Welcome back me!

Thanks, really, thanks, it’s nice to be missed. I am indeed returned from foreign lands, having spent spring term delightfully ensconced in an Orientalist fantasy world known as the Western ex-pat experience in Fez, Morocco. More recently, however, I embarked on a foreign mission to the not-so-distant land of Ontario, and from there I bring dark tales of savagery, sexual deviance and exotic local flora. No, not really. But I do have a few amusing anecdotes.

Here begins the standard “what Americans just don’t understand” spiel, extolling the liberal virtues of The Great White North (referring to snow, not Caucasians, incidentally). Canada isn’t another state in the union, one decidedly more backward and white bread. They don’t ALL wear mullets and the correct pronunciation of the Canadian “ou” in “about” is not “a-boooot.” It’s more like “a-bowt.” Yeh hoser.

For one thing, Canada loves her queens. Proudly Anglophilic, the Canadians decorate their currency with staples of Canuck cultural values such as hockey on a frozen pond, Queen Elizabeth circa 1965, and the loon (it’s a bird) on the $1 coin. (This of course inspires the marketing-savvy shop owners to advertise “Loonie Sales!” and leads to the affectionate naming of the $2 coin a “toonie.”) In addition to a willful submission to an anachronistic imperial power, gay Canadians can now marry their queens with full equality in the eyes of the courts. What a charming paradox we find in Canada — admirably progressive human rights advocacy in a modern society where the vice-regent could still order them all to eat cake if QE so desired (in theory, Marge, in theory).

What else can we learn from our beguilingly voweled cousins to the North? Cultural integrity is cool! Now I must narrow my focus to the most burgeoning of Canada’s pubescent metropolises — Toronto (“The City Within a Park”), located at the southern tip of Ontario (“Yours to Discover”) and to the West of Quebec (“Je Me Souviens” — whatever THAT means), just across the Niagara Falls (“Atlantic City Midwest”). The most multicultural city in the world boasts a population of immigrants sure to make any California Republican choke on his recall ballot. Canada is actually proud of its rapidly increasing tide of Arab, East Asian, African, Indian, Caribbean and Eastern European landed immigrants. A good number of the current citizenry were born in Europe, in England, Italy and Portugal. Why abandon the balmy weather of Phnom Penh for Canada’s frozen wilds? Perhaps it’s the public transit or the fact that they’ll never have to write a check at the doctor’s.
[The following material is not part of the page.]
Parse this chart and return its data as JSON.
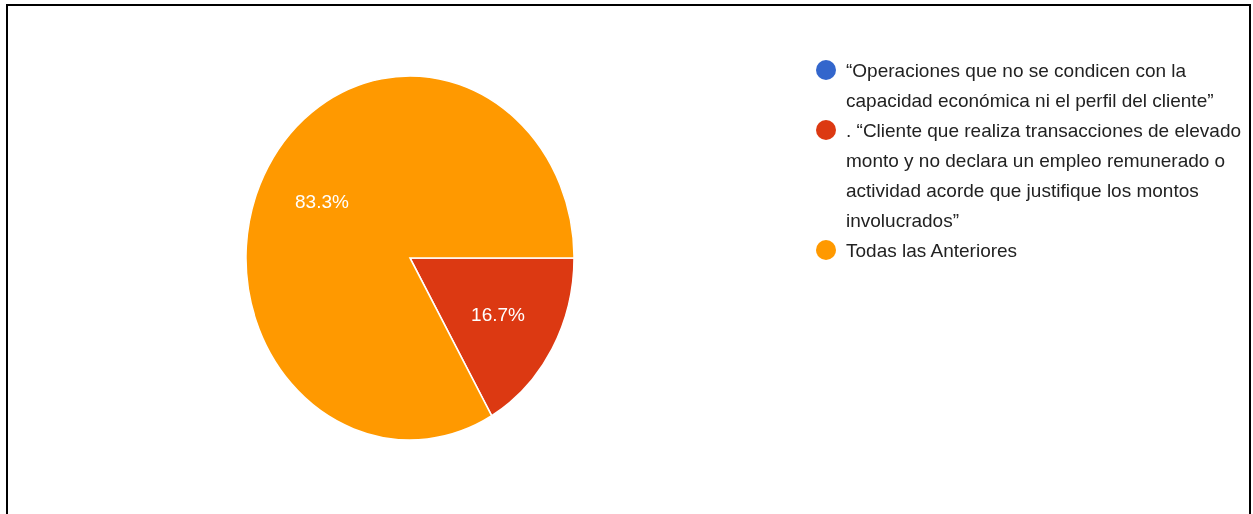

Maybe it is that special understated independence, tolerance and civic commitment woven through the cultural fabric that gave rise to artists like Neil Young, Joni Mitchell and Margaret Atwood (all Canadian).

I bet you thought I was going to make a Celine Dion or Avril Lavigne crack at the end of that sentence. I’ll admit I felt a certain thrill driving through tiny Napanee, Ontario, the village of 5,000 that nursed infant Lavigne, knowing of the myriad opportunities for ridicule before me. When a Montrealais, swollen with pride, pointed at the huge cathedral where Dion wed manager/father-figure Rene Angelil I feigned reverence to mask my mild revulsion (the Francophones are a sensitive race, more on that in a later column). Really, I am a sucker for the Canucks. Canada welcomed me like a humorous Jewish lumberjack (think Eugene Levy) and I ate it up like a Tim Horton’s doughnut (the largest fast-food chain in the country). It’s hard not to love a land where 11-year-olds hawk Shopping Network products at Mennonite flea markets, Molson tattoos bedeck the backs and chests of rural youth, and there’s a facility named The Hospital for Sick Children so people don’t confuse it with the hospital where healthy children who don’t need to see doctors go.

A Canadian once told me the biggest drawback of his native land (though he was not a native in the Inuit sense, whose written language is represented on government buildings and for whom Nunavut is a semi-autonomous reservation-cum-province, a bit more respectful to cultural heritage than Foxwoods, don’t you think?) was its endemic blandness. Canada is too pleasant a place to really piss anyone off. Less social strife equals less dynamism, less breaking of ground in the arts, and less creativity-inducing tension in all sectors.

Another summed up her country with “Canada: such beautiful scenery; and Canadians: so apologetic.” Self-effacing (inferiority complex?) to the last, eh?

Catherine Halaby’s brother just turned 18 and now he can vote for the Gubernator (but I hope he won’t).